*LINEU NEIVA RODRIGUES Pesquisador da Embrapa Cerrados e conselheiro da Rede Nacional da Agricultura Irrigada (Renai)
Em um cenário onde o clima é cada vez mais incerto, a produção de alimentos em agricultura de sequeiro (sem irrigação), se torna mais vulnerável. Nesse contexto, a irrigação destaca-se como uma das principais tecnologias para trazer sustentabilidade e estabilidade à produção de alimentos. O desafio é equilibrar o crescimento da agricultura irrigada com a oferta hídrica, principalmente em bacias hidrográficas onde a disponibilidade hídrica já é baixa.
Passados mais de 20 anos desde a promulgação da Lei nº 9.433, que instituiu a Política Nacional de Recursos Hídricos, ainda persiste o desafio de garantir que os recursos hídricos sejam utilizados de forma sustentável. Com critérios muito restritivos, a outorga tem limitado o acesso à água, limitando o crescimento da agricultura irrigada, o que está criando diferenças sociais no campo e insegurança hídrica para os usuários.
A agricultura irrigada compete diretamente com outros usuários pelo uso da água superficial e/ou subterrânea. É essencial compatibilizar produção de alimento, fibras e energia ao uso múltiplo e sustentável dos recursos hídricos. Para avançar nesse caminho, é importante trabalhar nos fatores que afetam a oferta e a demanda hídrica.
A maior parte dos recursos hídricos ainda continua sendo manejada de maneira fragmentada, desconsiderando relações importantes, como aquela existente entre as águas subterrânea e superficial. A alocação da água ganhou impulso com a escassez de água. Os processos de tomada de decisão, por outro lado, estão cada vez mais complexos, com necessidade de decisões mais rápidas, além de depender de análises de quantidade de dados cada vez maiores. Esses fatores aumentam o risco de tomadas de decisão equivocadas. Torna-se, portanto, importante avançar no uso de tecnologias da informação, da comunicação, de big-data e de modelos de inteligência computacional e simulação que possam viabilizar a emissão de alertas e suporte à decisão.

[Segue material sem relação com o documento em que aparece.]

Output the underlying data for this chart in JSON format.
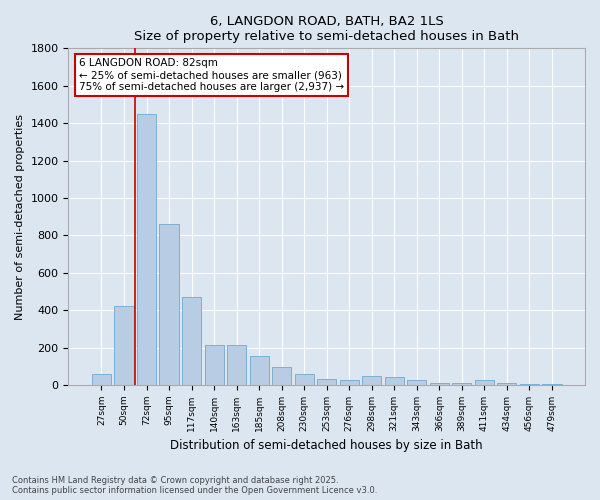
{
  "title": "6, LANGDON ROAD, BATH, BA2 1LS",
  "subtitle": "Size of property relative to semi-detached houses in Bath",
  "xlabel": "Distribution of semi-detached houses by size in Bath",
  "ylabel": "Number of semi-detached properties",
  "categories": [
    "27sqm",
    "50sqm",
    "72sqm",
    "95sqm",
    "117sqm",
    "140sqm",
    "163sqm",
    "185sqm",
    "208sqm",
    "230sqm",
    "253sqm",
    "276sqm",
    "298sqm",
    "321sqm",
    "343sqm",
    "366sqm",
    "389sqm",
    "411sqm",
    "434sqm",
    "456sqm",
    "479sqm"
  ],
  "values": [
    60,
    420,
    1450,
    860,
    470,
    215,
    215,
    155,
    95,
    60,
    35,
    25,
    50,
    45,
    25,
    12,
    12,
    25,
    12,
    5,
    5
  ],
  "bar_color": "#b8cce4",
  "bar_edge_color": "#7bafd4",
  "background_color": "#dce6f1",
  "plot_bg_color": "#dce6f1",
  "grid_color": "#ffffff",
  "vline_x_index": 1.5,
  "vline_color": "#cc0000",
  "annotation_title": "6 LANGDON ROAD: 82sqm",
  "annotation_line1": "← 25% of semi-detached houses are smaller (963)",
  "annotation_line2": "75% of semi-detached houses are larger (2,937) →",
  "annotation_box_color": "#cc0000",
  "ylim": [
    0,
    1800
  ],
  "yticks": [
    0,
    200,
    400,
    600,
    800,
    1000,
    1200,
    1400,
    1600,
    1800
  ],
  "footnote1": "Contains HM Land Registry data © Crown copyright and database right 2025.",
  "footnote2": "Contains public sector information licensed under the Open Government Licence v3.0."
}
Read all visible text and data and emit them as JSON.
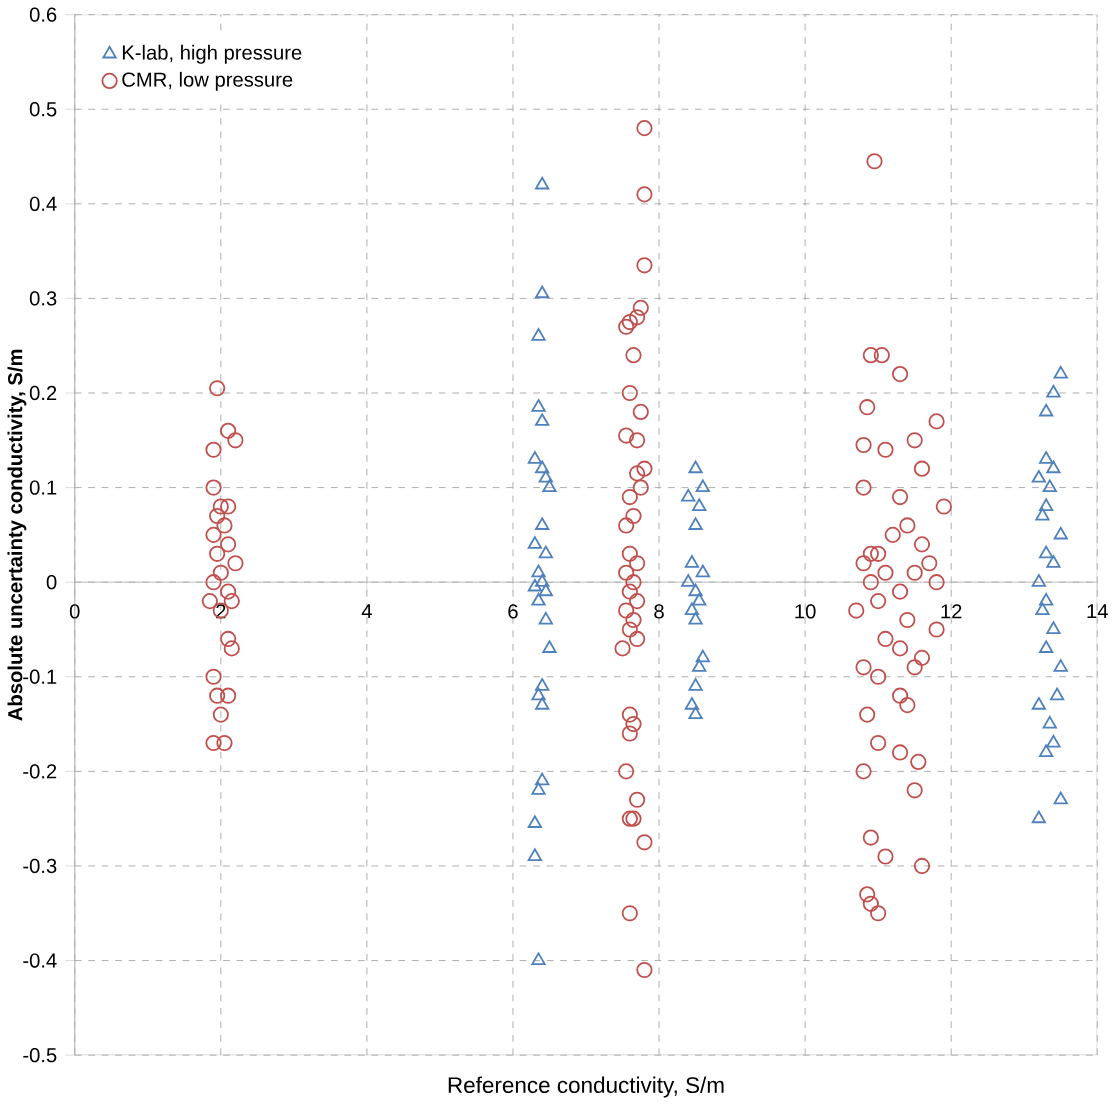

De maneira geral, houve avanços na pesquisa em recursos hídricos, mas essas ações ainda são isoladas e difusas. Ainda existem muitas demandas qualificadas em pesquisa e desenvolvimento que são fundamentais para enfrentar os antigos e os novos desafios de forma a fornecer uma base sólida de conhecimentos indispensáveis para o entendimento integrado da dinâmica da água na bacia hidrográfica.
As soluções na agricultura devem se basear em mecanismos que contribuam para aumentar a oferta hídrica na bacia hidrográfica, como os sistemas de conservação do solo, que estão em constante adaptação e evolução. Esses sistemas são os que apresentam o maior potencial de contribuir para os recursos hídricos em termos de sua qualidade e quantidade.
Analisando aspectos da demanda hídrica, estima-se que cerca de 80% da produção adicional de alimento, necessária para atender as demandas futuras, serão provenientes de áreas irrigadas. Assim, é cada vez mais importante melhorar a eficiência de uso da água na irrigação, como melhorar o manejo do sistema, desenvolver técnicas de gerenciamento da demanda e desenvolver culturas mais resistentes ao estresse hídrico.
O efeito das mudanças climáticas no ciclo hidrológico ainda é incerto. No Brasil, há cenários que projetam mais chuvas em algumas regiões, enquanto outros demonstram o oposto. É importante compreender melhor como e em que magnitude as mudanças climáticas afetam os processos hidrológicos e os aspectos quantitativos e qualitativos dos recursos hídricos nas diferentes regiões brasileiras.
Uma avaliação das ações prioritárias e dos desafios a enfrentar, indicam que os avanços necessários para o desenvolvimento sustentável da agricultura irrigada devem ser feitos com políticas de Estado e não de governo. Além disso, devem ser conduzidas de maneira integrada, sem perder de vista as demandas atuais da sociedade.
Nesse contexto, ganha importância a estruturação de programas efetivos de comunicação para o estabelecimento de estratégia abrangente e integradora para se enfrentar os vários problemas relacionados ao uso da água na agricultura.
Os avanços necessários para manejar o aumento da escassez hídrica e outros problemas emergentes dependerão fortemente da constituição de bases de conhecimento, de novas tecnologias, de estratégias de manejo e, certamente, de políticas públicas que tragam para o irrigante segurança ambiental, hídrica, energética e jurídica.